Lately, I have begun exploring the possibility of redesigning our church website. This of course has led our web team to ask a lot of questions. However, the question that seems to rise to the top is, who is our church website designed for? After doing some research I find the most church websites fall into two different camps.
This is the type of website that caters to those who are either seeking a church or seeking faith itself. This is reflective in the menu and content. The menu focuses on basic visitor information such as time, directions, location, staff and a brief “about us” paragraph. If there are visuals on the front page, they are used to communicate the church’s mission.
This type of approach seems to be used by a lot young churches as they are starting out. The challenge for these churches is sustaining this type of design as your church body grows more diverse and you begin add more church programming.
This type of website usually tends to be more event driven and can often use internal language on the site as well. The menu is usually geared towards information for current members/attenders or visitors already familiar with the church. There is still information for visitors, however it is usually a smaller subset of information on the page.

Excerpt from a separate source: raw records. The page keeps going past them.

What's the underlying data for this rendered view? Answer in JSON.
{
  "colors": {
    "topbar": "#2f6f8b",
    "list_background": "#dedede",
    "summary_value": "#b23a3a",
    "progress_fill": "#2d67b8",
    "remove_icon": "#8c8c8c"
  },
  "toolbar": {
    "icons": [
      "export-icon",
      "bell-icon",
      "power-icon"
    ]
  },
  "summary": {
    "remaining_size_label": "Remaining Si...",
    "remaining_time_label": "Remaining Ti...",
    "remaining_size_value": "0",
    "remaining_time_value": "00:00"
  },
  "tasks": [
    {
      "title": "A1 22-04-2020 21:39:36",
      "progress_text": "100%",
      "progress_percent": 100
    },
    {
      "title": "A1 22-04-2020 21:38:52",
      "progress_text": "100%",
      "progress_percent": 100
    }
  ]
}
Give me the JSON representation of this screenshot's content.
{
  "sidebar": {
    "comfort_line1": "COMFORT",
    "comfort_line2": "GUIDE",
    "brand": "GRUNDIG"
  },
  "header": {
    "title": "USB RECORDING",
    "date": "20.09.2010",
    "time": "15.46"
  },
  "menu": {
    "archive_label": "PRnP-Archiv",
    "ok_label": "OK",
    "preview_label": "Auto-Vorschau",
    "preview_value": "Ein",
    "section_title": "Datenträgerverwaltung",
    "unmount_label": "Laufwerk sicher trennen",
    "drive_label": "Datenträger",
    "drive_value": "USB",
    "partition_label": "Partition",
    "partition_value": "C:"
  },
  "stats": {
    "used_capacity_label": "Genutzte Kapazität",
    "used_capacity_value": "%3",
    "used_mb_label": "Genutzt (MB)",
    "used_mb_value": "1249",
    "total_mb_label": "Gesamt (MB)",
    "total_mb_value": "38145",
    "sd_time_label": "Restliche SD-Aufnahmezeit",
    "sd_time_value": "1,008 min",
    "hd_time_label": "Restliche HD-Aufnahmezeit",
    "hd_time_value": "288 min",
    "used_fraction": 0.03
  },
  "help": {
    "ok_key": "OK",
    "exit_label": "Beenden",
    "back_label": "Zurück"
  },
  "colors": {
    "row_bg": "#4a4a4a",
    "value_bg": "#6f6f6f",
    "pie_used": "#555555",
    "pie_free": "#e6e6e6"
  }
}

I see this happen a lot with established church’s who are still building their digital presence. The website for those church’s is really just an digital version of the Sunday bulletin. Of course, this means that these churches could be missing out on potential visitors.
Is There a Middle Ground?
I think there is room for a middle ground. However, that middle ground is best achieved by bringing in designers and experts to help speak into your design. Let these experts have an honest discussion about your content, strategy and your goals. Also let them speak into your processes to make sure that “feature creep” (adding more features slowly over time, until your site becomes overloaded) doesn’t occur.
Is it time for you and church to take an inventory of its website’s purpose and goals?
Question, who is your intended audience for your church website?
Was that a factor when it was designed?